There’s Much More to England than London
Escape the City and Explore the English Countryside, Villages, History, and More
By Anthea Gerrie
The Americans are coming—and we Brits are delighted our weak pound is encouraging more of you to visit our green and pleasant land. But as a travel writer who loves the amazing diversity of our country, I’m dismayed that so few are exploring beyond London’s pageantry and theatreland. Most people traveling to England and the UK are at best making a dash to Scotland or Wales and perhaps including a cursory glance at Stonehenge without pausing to discover the hidden gems in between.
Like Bath, which many do know thanks to the World Heritage Site status granted for its bowl of gorgeous Georgian stone buildings, at the base of which lie a perfectly preserved Roman bathhouse and the sculpted weir of the River Avon, upon which swans promenade in pairs. Too few are aware that Bath and Oxford (this last a must-see for the dreaming spires and quadrangles of its medieval colleges) are connected by a string of golden stone villages, known collectively as the Cotswolds, awash in picturesque pubs and antique shops. Broadway, Chipping Campden, Upper and Lower Slaughter, Moreton-in-Marsh, and Bourton-on-the-Water are delights not to be missed.

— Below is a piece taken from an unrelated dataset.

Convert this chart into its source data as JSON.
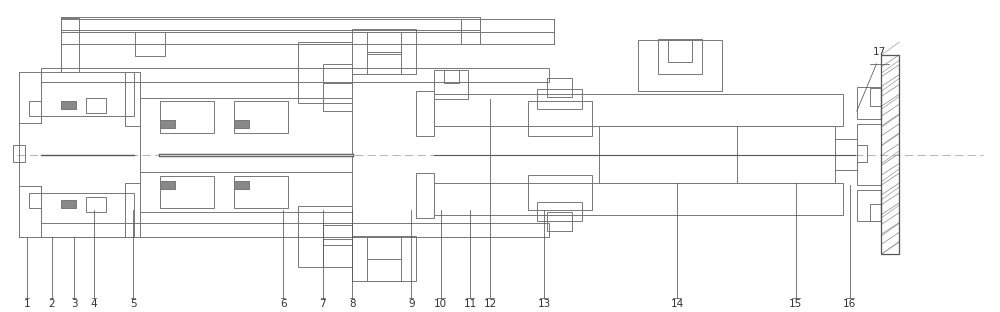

Perhaps England’s newest World Heritage Site badge of honor, awarded to the Lake District, will draw more Americans north to the home of Beatrix Potter, a land of majestic hills and mirror lakes which inspired writers such as Coleridge and Wordsworth. It’s a long way, but the rail-head lies at the district’s heart in Windermere, the largest of the lakes. Windermere boasts a fine hotel and some acclaimed restaurants, and it’s worth allowing a few days to explore Grasmere, the tiny but exquisite body of water which attracted the poets. Also nearby are Ullswater, a remote but utterly beguiling lake, and Coniston, where visitors can discover the brooding Brantwood estate, home of Victorian art critic and social commentator John Ruskin.
Britain’s writers have done much to celebrate our wilder shores in their literature, none more so than the Bronte sisters. Head across the Pennines from the Lake District into Yorkshire. The moors celebrated in Wuthering Heights, still dotted with William Blake’s “dark, satanic mills,” lie alongside present-day IT hubs and the cobbled village of Haworth, home to the Bronte parsonage. In stark contrast are the neighboring dales—soaring sweeps of empty green valley punctuated with silver drystone walls. Wharfedale is the most majestic—don’t miss the romantic ruins of Bolton Abbey—while Swaledale is awash in sheep and rugged villages leading toward the delightful market town of Richmond. Go further east, and you’re in Hockney country; our most famous living artist has made the patchwork fields of the Wolds almost as famous as the moors and dales. His largest body of work is in Salts Mill at Saltaire, a tiny Victorian model village near the industrial city of Bradford, which is yet another World Heritage Site.
Yorkshire is most easily reached by train from London’s King’s Cross station, famous for that mythical Platform 9 3/4 from which the Hogwarts Express departs. Although plenty of Harry Potter fans take pictures upon the facsimile platform, far fewer hop aboard a train for York, Edinburgh, or the handsome Georgian city of Newcastle-on-Tyne, which sits between them. Newcastle-on-Tyne is known as England’s ultimate party town. Its neighbor Gateshead is connected via a series of magnificent bridges and has been transformed into a treasure-house by an old mill turned contemporary art gallery called the Baltic and the scarab-shaped Sage Gateshead music center. But the jewel of the Northumberland coast to which Newcastle is gateway is the castle trail leading to Lindisfarne, which was an epicenter of Christianity in ancient times and, just inland, Alnwick, home of the Harry Potter castle and an intriguing poison garden.
What about the south? I’ve saved the best for last, as Cornwall, forming England’s southwestern tip, may be our greatest jewel of all. Like Maine in some ways, with a rugged coast, plentiful lobster, and that end of the world vibe which comes with being at the far extremity of the land, Cornwall is also rich in folklore. Romantic Tintagel hanging over the ocean is said to have been the ruined castle of King Arthur, and smugglers’ coves and shipwreck sites dot the coast beyond it.
Slip beyond St Ives, a seaside artists’ colony boasting its own branch of the Tate art museum—it also has its own tiny railway station —toward Land’s End and then hop a ferry to the Scilly Isles. Here lovely Tresco provides England’s final surprise. White-sand beaches and turquoise seas as calm as the Caribbean are matched in beauty by the Tresco Abbey Gardens, a botanical haven where exotic plants from the world’s warmest countries thrive outdoors, including palm trees along the shore.
Traveling to England never fails to surprise those who take the time to reach its furthest corners, and the time to come is now, while the dollar is king.